Untuk membuat larutan garam dengan tingkat kepekatan 1 oBe maka dibutuhkan garam murni (NaCl) sebanyak 1% dari total berat air pelarut, sedangkan bila menggunakan garam teknis dibutuhkan 1,5 % dari total berat air pelarut.  Mengingat garam murni sangat sulit untuk diperoleh dan secara ekonomis mahal, sehingga lebih baik menggunakan garam teknis (garam kotor) yang banyak dijual di pasaran.
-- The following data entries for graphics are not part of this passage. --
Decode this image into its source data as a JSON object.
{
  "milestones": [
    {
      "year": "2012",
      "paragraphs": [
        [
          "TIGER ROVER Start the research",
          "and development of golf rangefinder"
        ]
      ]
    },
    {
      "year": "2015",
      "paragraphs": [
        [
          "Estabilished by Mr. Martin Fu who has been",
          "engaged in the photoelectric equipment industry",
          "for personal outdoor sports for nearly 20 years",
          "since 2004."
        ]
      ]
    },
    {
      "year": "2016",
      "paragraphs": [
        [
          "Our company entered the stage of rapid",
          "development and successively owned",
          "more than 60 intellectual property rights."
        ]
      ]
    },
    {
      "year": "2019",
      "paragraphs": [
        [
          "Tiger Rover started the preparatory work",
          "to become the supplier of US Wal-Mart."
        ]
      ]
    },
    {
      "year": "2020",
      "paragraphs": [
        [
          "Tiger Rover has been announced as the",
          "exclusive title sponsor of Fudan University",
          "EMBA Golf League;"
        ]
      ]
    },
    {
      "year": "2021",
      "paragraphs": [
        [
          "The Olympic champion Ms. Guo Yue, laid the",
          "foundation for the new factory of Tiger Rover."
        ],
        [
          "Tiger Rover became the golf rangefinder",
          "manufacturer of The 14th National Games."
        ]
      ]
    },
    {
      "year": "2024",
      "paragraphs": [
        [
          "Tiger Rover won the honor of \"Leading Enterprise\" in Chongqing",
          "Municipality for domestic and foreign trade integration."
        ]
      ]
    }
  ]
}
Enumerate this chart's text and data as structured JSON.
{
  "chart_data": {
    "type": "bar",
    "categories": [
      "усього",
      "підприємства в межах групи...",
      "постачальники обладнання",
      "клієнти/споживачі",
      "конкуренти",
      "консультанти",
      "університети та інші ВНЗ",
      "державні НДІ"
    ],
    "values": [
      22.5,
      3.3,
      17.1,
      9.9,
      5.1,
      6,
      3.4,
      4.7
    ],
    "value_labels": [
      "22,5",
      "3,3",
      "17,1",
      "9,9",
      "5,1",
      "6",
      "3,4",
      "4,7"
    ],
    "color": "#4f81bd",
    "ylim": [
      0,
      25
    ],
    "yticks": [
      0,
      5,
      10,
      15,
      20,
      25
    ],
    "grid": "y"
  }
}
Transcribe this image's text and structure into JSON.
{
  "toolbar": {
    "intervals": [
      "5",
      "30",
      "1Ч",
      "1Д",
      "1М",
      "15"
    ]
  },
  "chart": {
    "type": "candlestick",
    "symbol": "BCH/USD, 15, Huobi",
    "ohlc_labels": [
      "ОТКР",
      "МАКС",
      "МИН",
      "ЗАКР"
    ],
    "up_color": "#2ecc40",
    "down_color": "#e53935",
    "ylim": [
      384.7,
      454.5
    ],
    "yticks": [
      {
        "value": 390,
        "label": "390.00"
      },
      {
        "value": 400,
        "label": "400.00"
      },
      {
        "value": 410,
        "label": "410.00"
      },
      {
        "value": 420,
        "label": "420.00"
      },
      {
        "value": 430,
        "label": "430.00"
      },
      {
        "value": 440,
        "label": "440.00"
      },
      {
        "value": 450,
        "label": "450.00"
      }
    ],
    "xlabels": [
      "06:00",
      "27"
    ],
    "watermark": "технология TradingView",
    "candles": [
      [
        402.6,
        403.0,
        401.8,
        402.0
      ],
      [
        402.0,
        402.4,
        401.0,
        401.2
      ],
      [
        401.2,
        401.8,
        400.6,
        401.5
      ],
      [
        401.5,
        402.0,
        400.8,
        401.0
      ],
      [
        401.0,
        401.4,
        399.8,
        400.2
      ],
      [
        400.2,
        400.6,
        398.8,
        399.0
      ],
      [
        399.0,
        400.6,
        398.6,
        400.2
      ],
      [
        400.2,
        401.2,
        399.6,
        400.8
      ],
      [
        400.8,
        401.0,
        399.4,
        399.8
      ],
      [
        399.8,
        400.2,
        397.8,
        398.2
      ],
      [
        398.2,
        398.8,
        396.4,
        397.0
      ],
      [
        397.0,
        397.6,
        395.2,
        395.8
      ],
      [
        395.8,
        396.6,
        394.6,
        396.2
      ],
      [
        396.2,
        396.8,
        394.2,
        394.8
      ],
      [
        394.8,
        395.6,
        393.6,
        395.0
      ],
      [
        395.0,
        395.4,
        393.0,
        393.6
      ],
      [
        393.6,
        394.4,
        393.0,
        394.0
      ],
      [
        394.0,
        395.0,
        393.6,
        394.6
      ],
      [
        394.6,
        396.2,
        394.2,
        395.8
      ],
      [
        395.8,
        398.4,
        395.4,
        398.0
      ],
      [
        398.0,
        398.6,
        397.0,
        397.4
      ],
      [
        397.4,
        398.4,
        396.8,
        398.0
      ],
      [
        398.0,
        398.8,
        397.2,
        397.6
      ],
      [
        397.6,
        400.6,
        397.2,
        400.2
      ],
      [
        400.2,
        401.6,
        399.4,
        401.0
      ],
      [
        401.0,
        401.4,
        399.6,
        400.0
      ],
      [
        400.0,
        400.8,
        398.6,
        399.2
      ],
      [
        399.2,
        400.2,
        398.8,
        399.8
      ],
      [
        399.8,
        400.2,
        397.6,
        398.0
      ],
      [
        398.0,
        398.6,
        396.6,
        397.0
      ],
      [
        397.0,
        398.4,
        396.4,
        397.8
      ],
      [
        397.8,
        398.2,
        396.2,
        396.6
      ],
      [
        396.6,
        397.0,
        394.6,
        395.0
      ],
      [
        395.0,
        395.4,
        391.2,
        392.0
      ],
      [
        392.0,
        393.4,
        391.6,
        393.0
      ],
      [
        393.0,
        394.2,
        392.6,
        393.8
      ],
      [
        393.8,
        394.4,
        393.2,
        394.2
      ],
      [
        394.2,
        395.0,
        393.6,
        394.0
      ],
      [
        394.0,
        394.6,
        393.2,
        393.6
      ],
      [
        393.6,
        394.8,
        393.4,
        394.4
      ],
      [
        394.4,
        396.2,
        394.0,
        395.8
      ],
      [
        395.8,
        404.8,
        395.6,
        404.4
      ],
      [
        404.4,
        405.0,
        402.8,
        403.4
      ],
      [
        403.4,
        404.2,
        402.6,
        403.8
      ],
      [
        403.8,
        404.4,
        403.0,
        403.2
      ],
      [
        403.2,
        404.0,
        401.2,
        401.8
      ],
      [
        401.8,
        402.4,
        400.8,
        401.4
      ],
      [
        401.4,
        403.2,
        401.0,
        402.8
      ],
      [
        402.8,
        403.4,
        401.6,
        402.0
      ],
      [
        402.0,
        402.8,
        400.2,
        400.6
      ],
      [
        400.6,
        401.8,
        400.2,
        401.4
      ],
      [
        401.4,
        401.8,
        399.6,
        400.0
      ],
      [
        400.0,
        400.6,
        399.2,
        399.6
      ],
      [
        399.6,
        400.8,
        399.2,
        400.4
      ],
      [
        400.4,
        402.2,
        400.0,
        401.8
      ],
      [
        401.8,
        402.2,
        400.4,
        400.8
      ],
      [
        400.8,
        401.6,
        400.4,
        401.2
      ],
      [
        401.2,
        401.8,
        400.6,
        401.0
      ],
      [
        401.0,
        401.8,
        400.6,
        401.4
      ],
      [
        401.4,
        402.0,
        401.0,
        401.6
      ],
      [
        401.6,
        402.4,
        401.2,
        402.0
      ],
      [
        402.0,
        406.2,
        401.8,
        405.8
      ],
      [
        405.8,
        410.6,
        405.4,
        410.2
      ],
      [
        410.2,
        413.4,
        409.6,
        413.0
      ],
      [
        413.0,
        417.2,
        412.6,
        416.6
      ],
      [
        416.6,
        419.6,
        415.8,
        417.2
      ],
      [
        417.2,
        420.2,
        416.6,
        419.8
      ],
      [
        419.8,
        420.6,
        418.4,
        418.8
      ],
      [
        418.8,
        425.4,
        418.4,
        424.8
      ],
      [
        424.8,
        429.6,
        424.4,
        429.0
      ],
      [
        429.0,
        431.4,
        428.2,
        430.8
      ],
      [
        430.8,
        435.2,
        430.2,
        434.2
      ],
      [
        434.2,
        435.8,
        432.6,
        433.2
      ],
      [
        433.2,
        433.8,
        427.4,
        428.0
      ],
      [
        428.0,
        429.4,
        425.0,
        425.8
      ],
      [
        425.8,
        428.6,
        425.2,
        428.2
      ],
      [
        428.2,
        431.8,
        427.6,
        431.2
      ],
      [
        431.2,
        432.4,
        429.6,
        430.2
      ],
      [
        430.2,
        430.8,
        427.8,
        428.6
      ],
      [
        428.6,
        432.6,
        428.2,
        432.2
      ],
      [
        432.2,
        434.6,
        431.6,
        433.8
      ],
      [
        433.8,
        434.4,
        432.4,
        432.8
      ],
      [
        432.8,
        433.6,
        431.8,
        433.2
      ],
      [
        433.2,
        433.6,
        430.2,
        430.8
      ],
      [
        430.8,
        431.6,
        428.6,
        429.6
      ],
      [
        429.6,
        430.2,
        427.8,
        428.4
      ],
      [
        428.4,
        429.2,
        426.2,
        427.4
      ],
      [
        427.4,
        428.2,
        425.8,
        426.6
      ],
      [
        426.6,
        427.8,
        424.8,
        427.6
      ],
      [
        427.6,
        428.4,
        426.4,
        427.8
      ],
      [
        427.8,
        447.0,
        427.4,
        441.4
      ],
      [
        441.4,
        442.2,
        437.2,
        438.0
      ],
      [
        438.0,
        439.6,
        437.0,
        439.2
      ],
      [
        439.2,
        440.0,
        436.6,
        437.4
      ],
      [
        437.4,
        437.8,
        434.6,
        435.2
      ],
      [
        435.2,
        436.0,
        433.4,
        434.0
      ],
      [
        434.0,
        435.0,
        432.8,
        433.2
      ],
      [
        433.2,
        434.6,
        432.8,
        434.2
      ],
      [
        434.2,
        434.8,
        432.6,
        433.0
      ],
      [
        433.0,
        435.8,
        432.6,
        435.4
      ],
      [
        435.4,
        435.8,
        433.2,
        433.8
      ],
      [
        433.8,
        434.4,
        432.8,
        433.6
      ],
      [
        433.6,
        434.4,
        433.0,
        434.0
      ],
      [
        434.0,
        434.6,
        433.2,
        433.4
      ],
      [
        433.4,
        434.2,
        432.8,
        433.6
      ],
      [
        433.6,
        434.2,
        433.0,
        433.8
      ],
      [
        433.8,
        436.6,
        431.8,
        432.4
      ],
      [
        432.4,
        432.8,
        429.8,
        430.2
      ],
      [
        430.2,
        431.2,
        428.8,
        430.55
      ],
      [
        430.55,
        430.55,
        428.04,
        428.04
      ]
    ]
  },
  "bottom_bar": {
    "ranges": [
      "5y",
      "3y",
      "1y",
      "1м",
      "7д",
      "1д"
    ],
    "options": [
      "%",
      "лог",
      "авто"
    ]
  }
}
Standar baku untuk salinitas 1oBe dapat dibuat dengan melarutkan 1 kg garam murni ke dalam 100 liter air atau 1,5 kg untuk  garam teknis.  Berdasarkan acuan tersebut berarti untuk mencapai larutan dengan tingkat kepekatan 20oBe, berarti untuk penggunaan garam murni dibutuhkan 20 kg (20 x 1% x 100 = 20) dan untuk garam teknis 30 kg (20 x 1,5% x 100 = 30).  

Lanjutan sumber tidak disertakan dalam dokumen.